Still, when I read the sanctimonious New York Times review of Lee’s 2003 bestseller, “Sandra Lee Semi-Homemade Cooking,” it made me want to whip up a batch of Lee’s Gnocchi Dippers (ingredients: jarred garlic, Tabasco sauce, sour cream and Velveeta). The review by Amanda Hesser drips with condescension, not just for Lee but for most American cooks. “If someone tells you often enough that you do not have time to shop at a good butcher ... you may start to believe it,” Hesser wrote. “And that is just how Ms. Lee wins you over. Using the same strategy that has been so successful for the food industry, she seems more intent on encouraging people to create excuses for not cooking than on encouraging them to cook wholesome simple foods.”
As someone who lives and works at least a half-hour subway ride from “a good butcher” and so buys most of her meat from the Safeway, a.k.a. “the food industry,” I found myself wondering whether those pork chops in potato soup might not be so awful after all.
Furthermore, you have to admire Lee’s sheer bravura. On Oct. 24, about a week away from the Nov. 2 election in which her boyfriend’s political fate would be decided, Lee broadcast her annual Halloween special on the Food Network. It was a business-as-usual Lee-lapalooza. She sported waistlength hair extensions and a deep-decolletage fairy queen costume that showed off as much cleavage as family TV permits. The food that day included frozen cheesecake on a stick and a cocktail composed of equal parts of half-and-half, vanilla vodka and hazelnut and white chocolate liqueurs, served in goblets the size of hurricane lamps. It’s “a favorite of the fairies,” insisted Lee.

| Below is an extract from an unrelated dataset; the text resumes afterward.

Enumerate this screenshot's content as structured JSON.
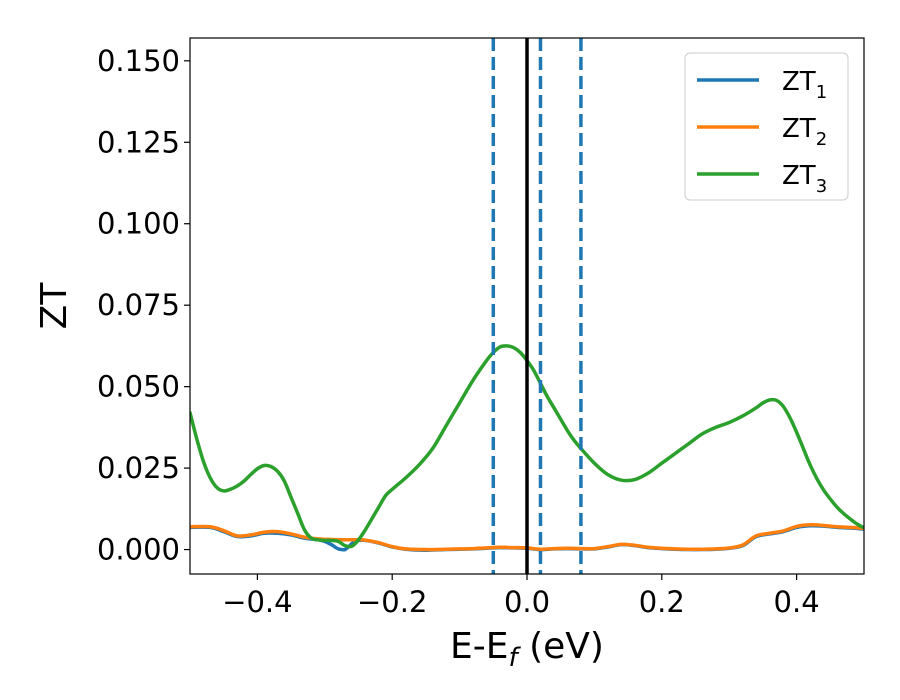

All I can figure is it must be true that opposites attract. Even those who embrace his politics would have to admit that the saturnine, brooding Cuomo doesn’t seem like a lot of fun. In his life, Lee might be likened to the jolt of electrical current that galvanized the dead limbs of Frankenstein’s monster into life.
There is a lesson to be learned here for the Democratic Party. Across the country this Thanksgiving, Americans cooked “semi-homemade.” They opened cans of green beans and topped them with condensed cream of mushroom soup. They tucked canned yams under a blanket of tiny marshmallows from a bag. They poured premixed pumpkin pie filling into premade crusts.
Whether or not you prepared your Thanksgiving dinner this way, it’s crucial to understand that people buy Sandra Lee’s books by the thousands because they genuinely like her approach. And they think her “tablescapes” are creative (which in a way they are).
In this midterm election, the Democrats considered themselves too good for Lee’s people. Alienated from a condescending elite, ordinary Americans who don’t seek out “good butchers” and aren’t averse to opening cans when they make cooking easier were precisely the sort of people who cost the Democrats so many elections. Perhaps it is time for them to quit looking down their noses at Lee’s fans and start taking them, and what they believe, seriously.
Except, perhaps, for Kwanzaa cake.
Charlotte Allen cooks and writes in Washington.